Investoren werfen ProSieben-Aktien für 1,1 Mrd. Euro auf den Markt

Investoren werfen ProSieben-Aktien für 1,1 Mrd. Euro auf den Markt

Die ehemaligen Mehrheitseigentümer werfen über Nacht ein milliardenschweres Aktienpaket auf den Markt und wollen damit ihre gemeinsame Beteiligung an dem Dax-Aspiranten auf rund 17 von 33 Prozent reduzieren.

Die US-Banken J.P. Morgan und Bank of America Merrill Lynch sollen über Nacht Käufer für bis zu 35 Millionen ProSiebenSat.1-Aktien finden. Sie werden in einer Spanne von 31,53 bis 32,10 Euro angeboten, wie aus den Reuters vorliegenden Verkaufsunterlagen hervorgeht. Das ist ein Abschlag von vier bis sechs Prozent auf den Schlusskurs von 33,43 Euro am Dienstag.

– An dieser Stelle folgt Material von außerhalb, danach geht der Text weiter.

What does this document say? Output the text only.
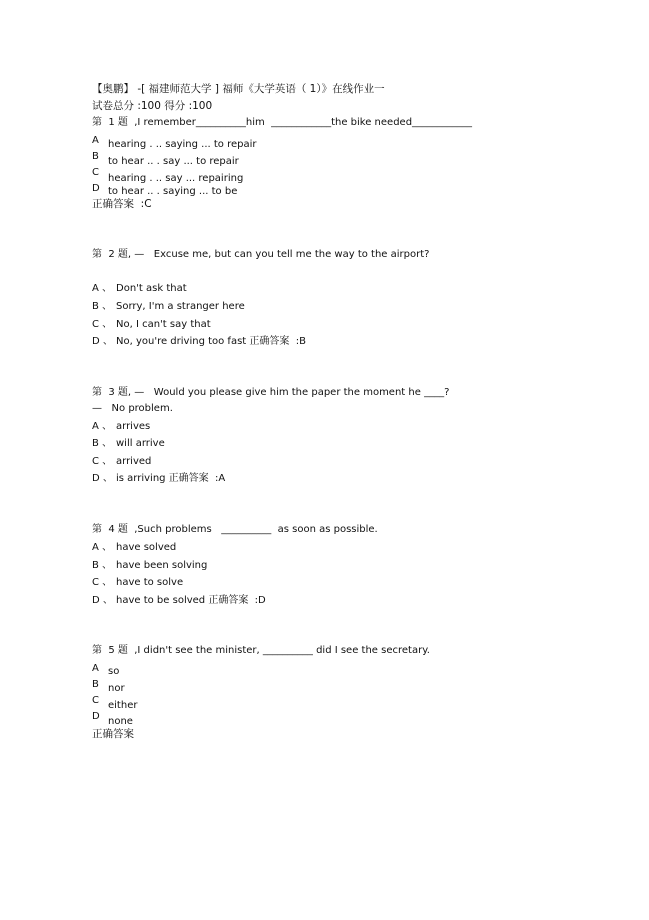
【奥鹏】 -[ 福建师范大学 ] 福师《大学英语（ 1）》在线作业一
试卷总分 :100 得分 :100
第  1 题  ,I remember__________him  ____________the bike needed____________
A hearing . .. saying ... to repair
B to hear .. . say ... to repair
C
hearing . .. say ... repairing
D to hear .. . saying ... to be
正确答案  :C
第  2 题, —   Excuse me, but can you tell me the way to the airport?
A 、 Don't ask that
B 、 Sorry, I'm a stranger here
C 、 No, I can't say that
D 、 No, you're driving too fast 正确答案  :B
第  3 题, —   Would you please give him the paper the moment he ____?
—   No problem.
A 、 arrives
B 、 will arrive
C 、 arrived
D 、 is arriving 正确答案  :A
第  4 题  ,Such problems   __________  as soon as possible.
A 、 have solved
B 、 have been solving
C 、 have to solve
D 、 have to be solved 正确答案  :D
第  5 题  ,I didn't see the minister, __________ did I see the secretary.
A so
B nor
C either
D none
正确答案
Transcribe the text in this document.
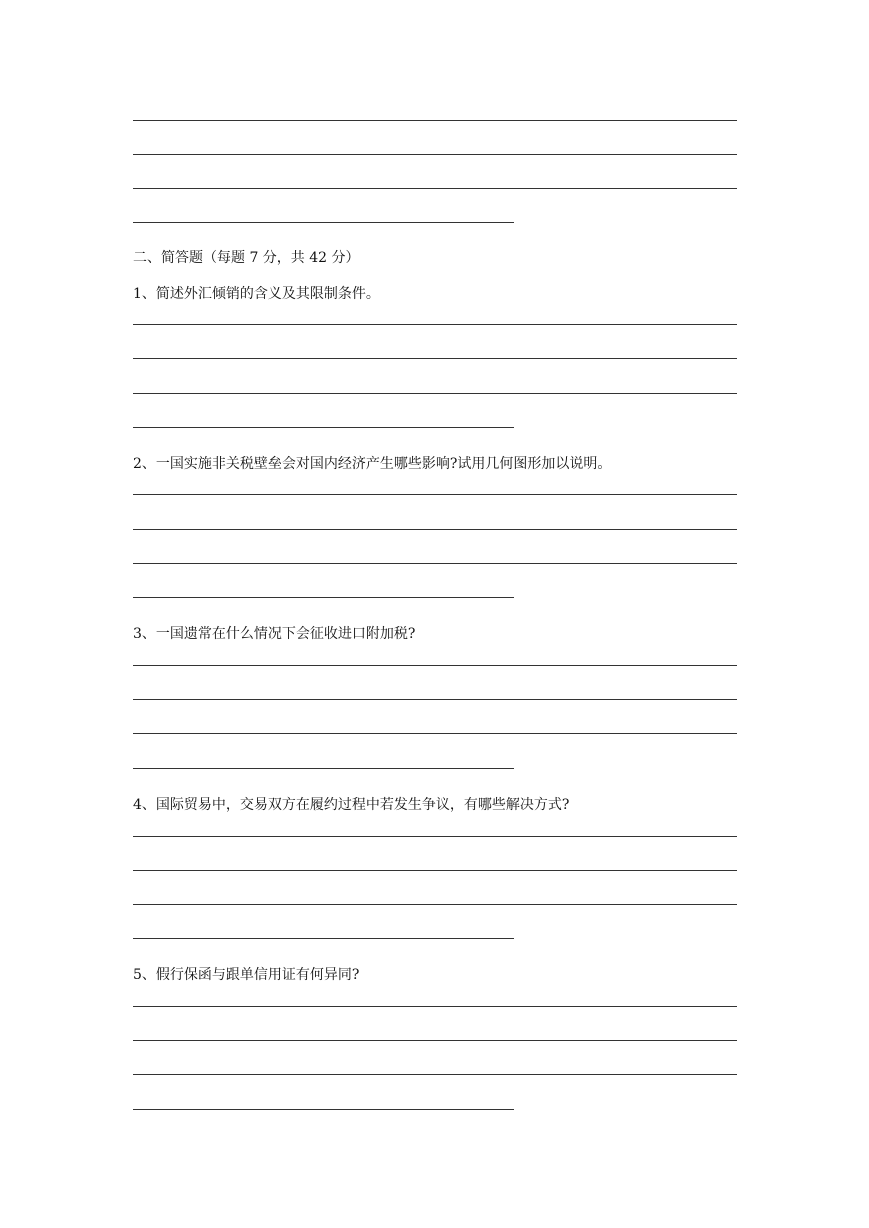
二、简答题（每题 7 分，共 42 分）
1、简述外汇倾销的含义及其限制条件。
2、一国实施非关税壁垒会对国内经济产生哪些影响?试用几何图形加以说明。
3、一国遗常在什么情况下会征收进口附加税?
4、国际贸易中，交易双方在履约过程中若发生争议，有哪些解决方式?
5、假行保函与跟单信用证有何异同?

ProSiebenSat.1 hatte im Juli mit der Umwandlung der Vorzugs- in Stammaktien den Startschuss für den Ausstieg der Finanzinvestoren gegeben. Einen strategischen Käufer für ihr Anteilspaket hatten sie nicht gefunden. Anfang September hatten sie bereits elf Prozent der Anteile platziert und damals 30,67 Euro je Aktie kassiert - insgesamt 767 Millionen Euro. Die neue Platzierung könnte noch lukrativer sein. Am oberen Ende der Spanne würden KKR und Permira 1,12 Milliarden Euro einnehmen. Damit zahlt sich ihr Engagement bei ProSieben immer deutlicher aus. Kurz vor Ausbruch der Finanzkrise eingestiegen, hatten sie zeitweise um ihre Beteiligung zittern müssen, weil sie ihre Holding Lavena mit Schulden überfrachtet hatten und sie an Hedgefonds zu verlieren drohten.

Mit der neuerlichen Platzierung nähert sich ProSiebenSat.1 dem deutschen Börsen-Leitindex Dax. Der Streubesitz steigt damit auf 83 Prozent. Indexexperten zufolge könnte ein Anstieg auf 87 Prozent der Aktie sogar zu einem vorzeitigen Aufstieg verhelfen. Der nächste reguläre Überprüfungstermin steht im September 2014 an. Dann könnte ProSiebenSat.1 mit Metro und Brenntag um einen Platz kämpfen.